Fourth, there is a method of assembling a preliminarily sintered chip type ceramic passive component inside a laminated member comprising a plurality of ceramic green sheets as disclosed in Japanese Unexamined Patent Publication No. 61-288498. Although the problems in the above-mentioned first to third methods can be solved in this method, the contraction behavior in the X, Y, Z directions needs to be strictly controlled so that the materials which can be used as the ceramic is limited, and further the following problems are involved:
(1) Substrate flatness can be deteriorated easily.
(2) It is difficult to improve the size accuracy.
(3) It is difficult to provide minute wiring.
The methods for achieving high density wiring in a multi-layer circuit substrate include a method of pressing onto the upper and lower surfaces of a laminated member comprising a plurality of green sheets to be baked at a low temperature, green sheets which do not contract at the baking temperature of the laminated member, baking the same at a comparatively low temperature and eliminating the unsintered layer derived from the latter green sheets after baking (see Japanese Unexamined Patent Publication No. 4-243978 for example), and a method of further pressing the laminated member from above and below at the time of baking in the above-mentioned method (see Japanese Unexamined Patent Publication No. 5-503498 for example).
Since contraction can be hardly generated in the substrate surface direction, that is, in the X-Y direction in these methods, the size accuracy of the substrate obtained can be improved. Therefore, it is advantageous in that disconnection can hardly be generated even with high density wiring. However, these methods are not for providing a passive component inside the substrate.
As a fifth method for producing a multi-layer circuit substrate accommodating a passive component, Japanese Unexamined Patent Publication No. 9-92983 discloses a method combining the above-mentioned method of preventing the substrate contraction in the X-Y direction, and the method of partially accommodating a capacitor inside a multi-layer circuit substrate as a sheet or a thick film. This method is suitable for producing a multi-layer circuit substrate accommodating a passive component with high density wiring.
Since a dielectric member layer having the same area as the substrate is provided when the dielectric member part is formed with a sheet in the fifth method, the dielectric member layer is exposed at the substrate end face. Because the dielectric member layer needs to be dense in order to prevent moisture penetration, a sufficient density is achieved in the dielectric member layer by pressing the substrate from above and below at the time of baking. However, since the dielectric member layer shape is limited, problems are involved as in the above-mentioned third method using a dielectric member sheet in that:
(1) Due to the layer arrangement of the dielectric members inside the substrate, the device cannot be designed freely.

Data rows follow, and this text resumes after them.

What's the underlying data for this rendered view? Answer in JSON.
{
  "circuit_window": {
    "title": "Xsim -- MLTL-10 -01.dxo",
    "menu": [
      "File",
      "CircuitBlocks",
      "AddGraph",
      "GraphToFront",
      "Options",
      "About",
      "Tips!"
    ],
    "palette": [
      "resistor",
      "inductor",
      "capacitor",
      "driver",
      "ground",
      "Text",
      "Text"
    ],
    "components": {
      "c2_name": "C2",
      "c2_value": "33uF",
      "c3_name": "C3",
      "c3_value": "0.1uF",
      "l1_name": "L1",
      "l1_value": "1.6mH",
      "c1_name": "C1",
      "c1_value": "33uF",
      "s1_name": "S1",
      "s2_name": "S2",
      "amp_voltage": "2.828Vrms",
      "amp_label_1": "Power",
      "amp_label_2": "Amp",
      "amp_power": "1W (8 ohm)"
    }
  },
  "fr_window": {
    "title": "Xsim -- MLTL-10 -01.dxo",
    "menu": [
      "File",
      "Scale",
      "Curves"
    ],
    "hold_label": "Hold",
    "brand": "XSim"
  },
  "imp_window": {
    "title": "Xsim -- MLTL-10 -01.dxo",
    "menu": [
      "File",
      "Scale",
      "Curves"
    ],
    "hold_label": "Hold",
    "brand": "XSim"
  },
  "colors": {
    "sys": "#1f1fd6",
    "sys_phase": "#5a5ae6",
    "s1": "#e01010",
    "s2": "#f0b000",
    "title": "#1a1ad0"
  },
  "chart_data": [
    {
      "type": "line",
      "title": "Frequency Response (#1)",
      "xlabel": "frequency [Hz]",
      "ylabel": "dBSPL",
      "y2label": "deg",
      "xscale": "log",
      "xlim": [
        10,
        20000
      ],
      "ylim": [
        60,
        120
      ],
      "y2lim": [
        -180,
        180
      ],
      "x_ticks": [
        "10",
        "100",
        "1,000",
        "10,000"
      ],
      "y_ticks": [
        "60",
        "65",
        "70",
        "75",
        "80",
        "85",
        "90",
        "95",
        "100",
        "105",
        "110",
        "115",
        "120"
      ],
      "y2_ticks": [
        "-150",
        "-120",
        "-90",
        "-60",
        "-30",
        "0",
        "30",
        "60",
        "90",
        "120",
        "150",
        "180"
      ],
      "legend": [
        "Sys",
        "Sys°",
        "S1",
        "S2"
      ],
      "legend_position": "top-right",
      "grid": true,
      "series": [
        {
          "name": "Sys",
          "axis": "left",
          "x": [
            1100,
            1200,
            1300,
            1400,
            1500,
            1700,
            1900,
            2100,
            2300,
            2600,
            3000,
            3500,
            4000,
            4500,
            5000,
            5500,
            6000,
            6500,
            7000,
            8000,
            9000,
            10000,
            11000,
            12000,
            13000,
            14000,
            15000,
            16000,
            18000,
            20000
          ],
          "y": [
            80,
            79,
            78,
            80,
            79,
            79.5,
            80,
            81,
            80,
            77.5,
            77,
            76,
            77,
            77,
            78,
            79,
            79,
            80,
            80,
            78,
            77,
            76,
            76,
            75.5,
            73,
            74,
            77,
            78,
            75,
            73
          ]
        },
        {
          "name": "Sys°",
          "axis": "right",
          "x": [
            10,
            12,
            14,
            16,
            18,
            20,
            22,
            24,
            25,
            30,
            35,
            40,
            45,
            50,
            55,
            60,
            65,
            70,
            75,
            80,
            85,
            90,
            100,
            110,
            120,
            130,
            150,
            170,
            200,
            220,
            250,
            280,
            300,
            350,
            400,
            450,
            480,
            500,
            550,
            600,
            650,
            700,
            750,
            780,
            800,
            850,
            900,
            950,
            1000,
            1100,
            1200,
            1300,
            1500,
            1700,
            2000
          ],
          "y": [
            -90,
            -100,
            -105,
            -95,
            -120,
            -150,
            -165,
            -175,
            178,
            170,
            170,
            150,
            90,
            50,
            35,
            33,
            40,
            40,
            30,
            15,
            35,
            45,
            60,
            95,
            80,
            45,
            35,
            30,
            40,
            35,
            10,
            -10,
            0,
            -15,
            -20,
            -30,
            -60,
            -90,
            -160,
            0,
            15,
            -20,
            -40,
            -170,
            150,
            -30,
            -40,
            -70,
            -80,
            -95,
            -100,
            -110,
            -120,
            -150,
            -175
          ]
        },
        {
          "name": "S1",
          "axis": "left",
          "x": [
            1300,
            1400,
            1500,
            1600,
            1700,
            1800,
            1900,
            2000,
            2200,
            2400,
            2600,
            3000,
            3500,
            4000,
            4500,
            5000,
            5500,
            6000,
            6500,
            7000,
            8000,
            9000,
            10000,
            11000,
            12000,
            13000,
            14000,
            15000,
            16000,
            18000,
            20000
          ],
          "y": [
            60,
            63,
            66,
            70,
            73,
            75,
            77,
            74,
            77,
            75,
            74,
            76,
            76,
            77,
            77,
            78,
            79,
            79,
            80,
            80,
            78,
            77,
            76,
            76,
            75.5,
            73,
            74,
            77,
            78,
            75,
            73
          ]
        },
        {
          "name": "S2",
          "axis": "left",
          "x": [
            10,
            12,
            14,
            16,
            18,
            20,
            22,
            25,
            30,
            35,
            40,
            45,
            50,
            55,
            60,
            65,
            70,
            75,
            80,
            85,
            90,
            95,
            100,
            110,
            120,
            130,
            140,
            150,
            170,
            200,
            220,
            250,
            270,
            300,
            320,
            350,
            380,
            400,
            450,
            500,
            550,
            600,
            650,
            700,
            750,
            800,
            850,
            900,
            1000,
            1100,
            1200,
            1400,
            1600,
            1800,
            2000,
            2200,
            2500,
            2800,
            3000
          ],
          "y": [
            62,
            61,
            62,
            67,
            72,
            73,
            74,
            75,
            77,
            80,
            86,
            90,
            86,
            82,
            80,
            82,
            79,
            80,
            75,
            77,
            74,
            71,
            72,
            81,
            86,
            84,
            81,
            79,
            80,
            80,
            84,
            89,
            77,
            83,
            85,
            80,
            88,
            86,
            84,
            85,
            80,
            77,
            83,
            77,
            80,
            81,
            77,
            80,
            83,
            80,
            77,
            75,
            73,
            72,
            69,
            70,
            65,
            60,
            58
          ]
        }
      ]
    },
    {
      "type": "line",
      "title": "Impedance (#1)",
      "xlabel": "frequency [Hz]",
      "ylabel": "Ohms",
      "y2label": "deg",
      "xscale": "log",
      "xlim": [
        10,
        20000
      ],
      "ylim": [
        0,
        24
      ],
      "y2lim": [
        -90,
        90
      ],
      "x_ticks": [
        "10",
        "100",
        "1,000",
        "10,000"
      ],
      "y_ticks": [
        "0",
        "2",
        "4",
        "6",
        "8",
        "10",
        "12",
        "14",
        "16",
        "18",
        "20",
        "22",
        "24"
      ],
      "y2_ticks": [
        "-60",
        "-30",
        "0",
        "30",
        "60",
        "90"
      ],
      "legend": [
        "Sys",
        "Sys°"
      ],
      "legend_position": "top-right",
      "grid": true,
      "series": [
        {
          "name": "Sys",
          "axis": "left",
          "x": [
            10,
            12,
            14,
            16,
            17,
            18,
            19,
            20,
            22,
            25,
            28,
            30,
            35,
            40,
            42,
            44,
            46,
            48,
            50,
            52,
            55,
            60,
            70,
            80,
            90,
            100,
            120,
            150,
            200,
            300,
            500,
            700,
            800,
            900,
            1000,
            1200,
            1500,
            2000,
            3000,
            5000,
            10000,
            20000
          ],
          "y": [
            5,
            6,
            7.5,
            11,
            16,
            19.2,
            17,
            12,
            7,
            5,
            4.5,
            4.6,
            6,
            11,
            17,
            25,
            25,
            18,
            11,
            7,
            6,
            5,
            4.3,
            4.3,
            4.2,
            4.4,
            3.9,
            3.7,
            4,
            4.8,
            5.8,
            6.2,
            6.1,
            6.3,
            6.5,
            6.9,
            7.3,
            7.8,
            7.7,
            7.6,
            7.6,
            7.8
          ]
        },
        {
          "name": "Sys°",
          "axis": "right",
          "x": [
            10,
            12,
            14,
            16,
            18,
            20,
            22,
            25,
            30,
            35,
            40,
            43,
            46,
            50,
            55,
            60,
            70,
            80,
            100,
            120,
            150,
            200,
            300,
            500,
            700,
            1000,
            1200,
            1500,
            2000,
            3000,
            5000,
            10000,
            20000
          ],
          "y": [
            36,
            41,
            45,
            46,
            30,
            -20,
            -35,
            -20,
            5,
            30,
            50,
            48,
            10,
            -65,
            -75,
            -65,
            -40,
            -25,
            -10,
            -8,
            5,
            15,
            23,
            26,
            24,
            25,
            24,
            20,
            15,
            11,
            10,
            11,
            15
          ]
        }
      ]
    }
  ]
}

(2) Problems such as crosstalk of signals can be easily generated.
On the other hand, when the dielectric member part is formed with a thick film in the fifth method, a step of filling onto a concave part preliminarily provided in the substrate sheet corresponding to the area for forming the dielectric member part with a dielectric paste can be adopted. Although the problems of the thick film displacement and characteristics irregularity generated by the dielectric paste deformation problems in the thick film method mentioned above as the first method can be improved, the paste film thickness irregularity can be improved only to an insufficient degree. Furthermore, due to the difficulty of having the dielectric member part with a laminated structure, a problem of difficulty in obtaining a large capacity still remains.